Concerning Lois, Tim, Superman, Ethan Boyer, Purple Guy and Constantine…yikes:
Tim Drake, former Red Robin, is in hiding after his perceived death in the war with Earth-2. He is now Cal Corcoran and he runs a bar called the Wounded Duck. Lois figures out he was Robin, though she hasn’t blown his identity yet. He is even hiding it from his girlfriend. His girlfriend, Madison, was visiting her dad in jail when Rampage, a giant mongrel woman biochemically altered to be strong and brutal yet stupid, breaks in to free Ethan Boyer, a scientist whom she thought could fix her Rampagey-ness. Ethan Boyer just used her as a decoy for the Masked Superman to chase, for Superman wanted to find Boyer. Boyer actually took Rampage and made her worse. Then, in her rampage, she tore through Metropolis. At one point Lois arrives on the scene to see the Masked Superman. She hears him utter, “Shazam” as lightning strikes, exposing her to his secret identity. She is confronted by Stormguard and Shazam, both begging her not to release the secret to the world. They won’t say what happened to the real Superman, but we know where he is. See, Constantine has been on the trail of some primordial evil. In southeast Asia this evil purple guy has emerged from a temple that has an eerily similar design as Pandora’s Box skull. You know, this guy:
He makes his way eventually into the horn of Africa where out of the desert ground bursts geysers of water…as well as Kal-El. Constantine tries in his own way to convince Clark to come back, that evil of the worst kind is coming, but Clark is too depressed over his actions during the war with Earth-2 that he just can’t bear it.

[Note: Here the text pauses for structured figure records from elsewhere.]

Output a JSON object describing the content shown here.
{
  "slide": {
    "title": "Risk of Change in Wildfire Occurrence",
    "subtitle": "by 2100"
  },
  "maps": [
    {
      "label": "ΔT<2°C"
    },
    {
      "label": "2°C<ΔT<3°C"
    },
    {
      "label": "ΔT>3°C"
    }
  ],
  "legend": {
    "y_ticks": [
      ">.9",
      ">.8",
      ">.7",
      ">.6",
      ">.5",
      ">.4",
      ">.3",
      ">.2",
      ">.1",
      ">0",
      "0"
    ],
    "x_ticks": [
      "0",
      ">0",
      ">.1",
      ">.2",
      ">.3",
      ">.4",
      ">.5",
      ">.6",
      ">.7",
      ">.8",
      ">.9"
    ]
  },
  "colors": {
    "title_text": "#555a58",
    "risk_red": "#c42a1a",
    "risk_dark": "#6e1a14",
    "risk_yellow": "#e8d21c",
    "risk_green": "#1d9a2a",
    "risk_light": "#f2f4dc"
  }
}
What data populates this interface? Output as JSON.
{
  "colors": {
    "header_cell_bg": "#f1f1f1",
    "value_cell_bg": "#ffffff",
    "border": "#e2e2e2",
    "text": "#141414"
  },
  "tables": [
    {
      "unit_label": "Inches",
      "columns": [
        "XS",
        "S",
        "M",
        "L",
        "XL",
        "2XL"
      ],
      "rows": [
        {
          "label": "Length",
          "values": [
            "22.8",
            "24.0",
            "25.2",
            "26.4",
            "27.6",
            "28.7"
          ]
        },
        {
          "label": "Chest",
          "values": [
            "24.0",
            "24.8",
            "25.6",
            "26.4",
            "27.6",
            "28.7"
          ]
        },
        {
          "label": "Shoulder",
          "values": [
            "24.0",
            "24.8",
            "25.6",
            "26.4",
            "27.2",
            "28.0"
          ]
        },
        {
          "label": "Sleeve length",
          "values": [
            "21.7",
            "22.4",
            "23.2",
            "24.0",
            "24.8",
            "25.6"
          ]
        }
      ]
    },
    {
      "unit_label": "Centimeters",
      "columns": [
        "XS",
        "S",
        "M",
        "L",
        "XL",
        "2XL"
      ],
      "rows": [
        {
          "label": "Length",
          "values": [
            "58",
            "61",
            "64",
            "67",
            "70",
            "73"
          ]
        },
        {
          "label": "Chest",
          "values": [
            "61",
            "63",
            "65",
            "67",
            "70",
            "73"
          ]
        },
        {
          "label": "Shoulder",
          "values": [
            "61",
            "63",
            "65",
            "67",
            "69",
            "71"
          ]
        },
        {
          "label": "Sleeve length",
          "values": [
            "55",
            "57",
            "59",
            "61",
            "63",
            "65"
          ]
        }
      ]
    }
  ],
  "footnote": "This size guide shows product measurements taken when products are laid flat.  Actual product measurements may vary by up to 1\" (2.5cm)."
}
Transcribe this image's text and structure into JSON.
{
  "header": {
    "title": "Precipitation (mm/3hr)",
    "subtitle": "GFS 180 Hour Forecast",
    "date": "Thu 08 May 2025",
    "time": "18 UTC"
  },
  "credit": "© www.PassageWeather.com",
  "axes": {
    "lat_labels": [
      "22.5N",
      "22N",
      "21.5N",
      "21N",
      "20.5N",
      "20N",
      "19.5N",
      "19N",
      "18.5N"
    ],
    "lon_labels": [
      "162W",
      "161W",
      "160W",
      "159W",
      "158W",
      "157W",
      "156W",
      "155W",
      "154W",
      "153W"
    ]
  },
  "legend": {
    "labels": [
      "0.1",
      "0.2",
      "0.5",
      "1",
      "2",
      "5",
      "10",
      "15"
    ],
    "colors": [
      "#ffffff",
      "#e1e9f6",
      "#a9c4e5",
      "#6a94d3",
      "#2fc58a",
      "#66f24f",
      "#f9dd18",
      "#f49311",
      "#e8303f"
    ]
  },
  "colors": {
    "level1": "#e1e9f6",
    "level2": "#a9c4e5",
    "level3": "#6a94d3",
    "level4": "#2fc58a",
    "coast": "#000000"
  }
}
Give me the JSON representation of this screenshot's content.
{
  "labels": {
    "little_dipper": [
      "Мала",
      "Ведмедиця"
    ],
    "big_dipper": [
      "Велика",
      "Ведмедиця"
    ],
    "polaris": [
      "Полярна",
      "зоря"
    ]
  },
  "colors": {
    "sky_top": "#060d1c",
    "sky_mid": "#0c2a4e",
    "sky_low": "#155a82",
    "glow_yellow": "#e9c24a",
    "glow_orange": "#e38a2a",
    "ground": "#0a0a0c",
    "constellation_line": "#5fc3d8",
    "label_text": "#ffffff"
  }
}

Concerning Mr. Terrific and Other Story Lines I Didn’t Cover:
Mr. Terrific is a big storyline. He is supposedly responsible (two years ago, mind you) for bringing this mess. He is shown speaking with Brainiac on the regular. He invents a uSphere that is supposed to change the world. Several references are made that insinuate Bruce and his involvement with one another. Emiko Queen, Big Barda, Mister Miracle, and several others make fairly big appearances. Lois Lane’s role is more important than I let on here too. But if it interests you to know more, check out the weekly reviews as they are more in-depth.
Thoughts So Far
It is interesting to go back through all these issues and see how wide and, yes, even deep the story has become. It’s thick, if not jumbled in spots. If you can take several stories in tiny chunks kind of randomly spread out, then this is the series for you. If you are a stickler for hanging on to every word or panel in hopes that it will mean something secret or bigger in the story to come, then this might be the series for you. If, however, you want to feel satisfied after each issue you read, you may not be so happy. This is a long-haul type of situation here: no three-issue story arcs. It’s a long drive from Alabama to California, but if I ever put in the effort, time, and money to go there, I hope it pays off.